Restylane® Skinbooster Injections for the improvement of skin on the tops of toes


Restylane® Skinboosters™ are outstandingly suitable for deep hydration of the skin on the tops of toes, and their effect is long-term and safe.


In our society, youthfulness and beauty free of imperfections are sadly positively attributed and also determine interactions and positioning in the social as well as the professional environment (1). This statement also applies to the appearance of your feet.


Injectable hyaluronic acid (HA) products can be classified into two groups with different therapeutic goals for podiatry. They can either be used for augmentation and volume substitution or as with the skin boosters which are injected superficially for the revitalization of the skin (2).


The biological significance of HA for the skin as well as its excellent physicochemical properties, especially its high water-binding capacity, determine injectable HA based skinboosters for improvement of skin quality. Although native HA is ubiquitous in the human body, the largest amount is located in the skin. With 7-8 g of HA, the skin contains approximately 50-56% of the total body content. HA is a significant stabilizing component of the Extracellular Matrix (ECM), can bind large amounts of water and is essential for hydration homeostasis.


Apart from its significance as a structure substance, HA is also an important functional tissue component, because extracellular substance transport (diffusion of electrolytes, nutrients and decomposition products in the tissue) as well as the activity of the immune system are associated with the hydration status of the ECM. In addition to this, HA is pivotal for cellular processes such as proliferation, differentiation and migration. Amongst other processes, it stimulates fibroblast proliferation and activity with an increased biosynthesis of collagen and other components of the ECM. Apart from regenerative tasks such as improved wound healing under HA, it also has cell protecting properties against external noxious substances. In current studies, it is being discussed whether HA itself fulfills the function of a radical catcher for the deactivation of Reactive Oxygen Species (ROS) or whether a reaction with free radicals attacks and leads to it’s destruction [3, 4].


Restylane® Skinboosters™ are injected subcutaneously and have a clinically proven effect duration of up to 12 months [5]. The long lasting and significant effect is due to the use of non-animal stabilized hyaluronic acid (NASHA), especially in direct comparison with non-stabilized hyaluronic acid.

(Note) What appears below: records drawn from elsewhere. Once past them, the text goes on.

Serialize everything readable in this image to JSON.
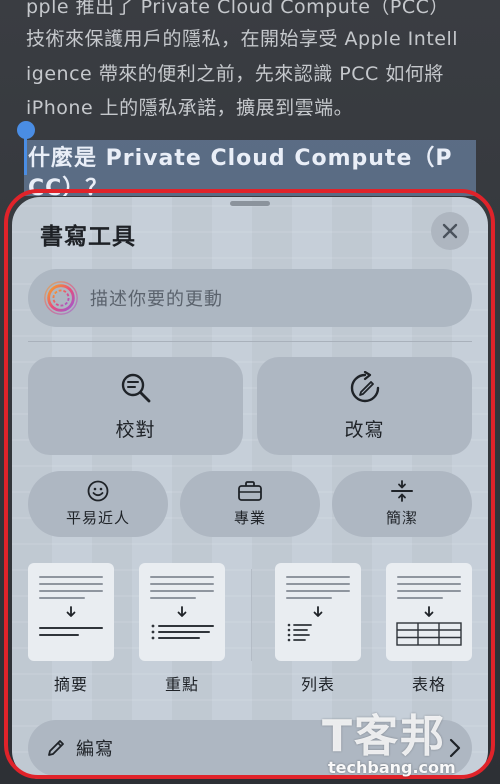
{
  "article": {
    "lines": [
      "pple 推出了 Private Cloud Compute（PCC）",
      "技術來保護用戶的隱私，在開始享受 Apple Intell",
      "igence 帶來的便利之前，先來認識 PCC 如何將",
      "iPhone 上的隱私承諾，擴展到雲端。"
    ],
    "heading": "什麼是 Private Cloud Compute（P",
    "heading_cont": "CC）？"
  },
  "panel": {
    "title": "書寫工具",
    "prompt_placeholder": "描述你要的更動",
    "actions": {
      "proofread": "校對",
      "rewrite": "改寫"
    },
    "tones": {
      "friendly": "平易近人",
      "professional": "專業",
      "concise": "簡潔"
    },
    "formats": {
      "summary": "摘要",
      "key_points": "重點",
      "list": "列表",
      "table": "表格"
    },
    "compose": "編寫"
  },
  "watermark": {
    "main": "T客邦",
    "sub": "techbang.com"
  },
  "colors": {
    "highlight_frame": "#e0232a",
    "panel_bg": "#c6cfd9",
    "selection": "#4a8de4"
  }
}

This was proven by a number of studies including Carruthers et al. (2014) as well as Williams et al. (2009) [2, 6]. The substitution leads to a stimulation of fibroblast proliferation and activity with new synthesis of collagen, elastin and other extracellular components such as HA, leading to more skin elasticity, skin tension and moisture [7]. The positive study results are supported by high patient satisfaction. According to blinded live-rating, skin quality improved in more than 80% of the patients. 85% assessed the therapeutic success positively and stated that they would repeat the treatment. Furthermore, patients as well as blinded evaluators indicated significant aesthetic improvements on the basis of the Global Aesthetic Improvement Scale (GAIS).






1.Borelli C, Berneburg M (2010) Beauty lies in
the eye of the beholder. Aspects of beauty and attractiveness. J Dtsch Dermatol Ges 8: 326–330.

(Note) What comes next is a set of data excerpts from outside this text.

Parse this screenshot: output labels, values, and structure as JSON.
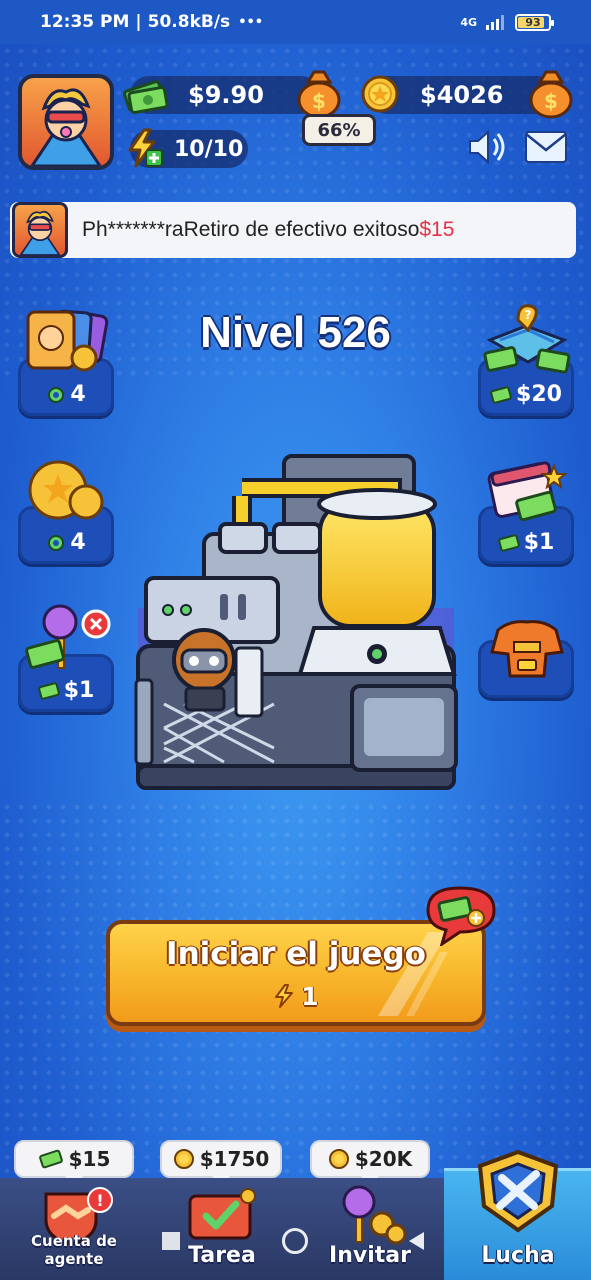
{
  "status_bar": {
    "time": "12:35 PM",
    "speed": "50.8kB/s",
    "more": "•••",
    "network": "4G",
    "battery": "93"
  },
  "header": {
    "cash": "$9.90",
    "coins": "$4026",
    "percent": "66%",
    "energy": "10/10"
  },
  "notice": {
    "user": "Ph*******ra",
    "message": "Retiro de efectivo exitoso",
    "amount": "$15"
  },
  "level_title": "Nivel 526",
  "left_tiles": [
    {
      "icon": "cards-icon",
      "value": "4"
    },
    {
      "icon": "gold-coins-icon",
      "value": "4"
    },
    {
      "icon": "lollipop-cash-icon",
      "value": "$1"
    }
  ],
  "right_tiles": [
    {
      "icon": "map-cash-icon",
      "value": "$20"
    },
    {
      "icon": "calendar-cash-icon",
      "value": "$1"
    },
    {
      "icon": "armor-icon",
      "value": ""
    }
  ],
  "start_button": {
    "label": "Iniciar el juego",
    "cost": "1"
  },
  "bottom_rewards": [
    "$15",
    "$1750",
    "$20K"
  ],
  "bottom_tabs": [
    "Cuenta de agente",
    "Tarea",
    "Invitar",
    "Lucha"
  ],
  "colors": {
    "background": "#2f7fe6",
    "start_button": "#f7b52a",
    "notice_amount": "#e63244",
    "active_tab": "#3aa3e8"
  }
}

2.Carruthers JD, Carruthers JA, Humphrey S (2014) Fillers and neocollagenesis. Dermatol Surg 40(12): 134–136.

3. Entwistle J, Hall CL, Turley EA (1996) HA receptors: regulators of signalling to the cytoskeleton. J Cell Biochem61: 569–577
.
4.Wohlrab W, Neubert RRH, Wohlrab J (2004) Trends in Clinical and Experimental Dermatology, Vol. 3 Hyaluronsäure und Haut, Shaker Verlag, Aachen.

5.Gubanova EI et al.(2015) Injections of stabilized hyaluronic acid with a sharp needle compared with a blunt microcannula for facial skin rejuvenation: 12-month results. Poster Präsentation auf dem International Mastercourse on Aging Skin (IMCAS), Paris, Frankreich.

6.Williams S, Tamburic S, Stensvik H, Weber
M (2009) Changes in skin physiology and clinical appearance after microdroplet placement of hyaluronic acid in aging hands. J Cosmet Dermatol 8: 216–225.

7.Wang F, Garza LA, Kang S, Varani J, Orringer JS, Fisher GJ, VoorheesJJ (2007) In vivo stimulation of de novo collagen production caused by cross-linked hyaluronic acid dermal filler injections in photodamaged human skin. Arch Dermatol 143: 155–163.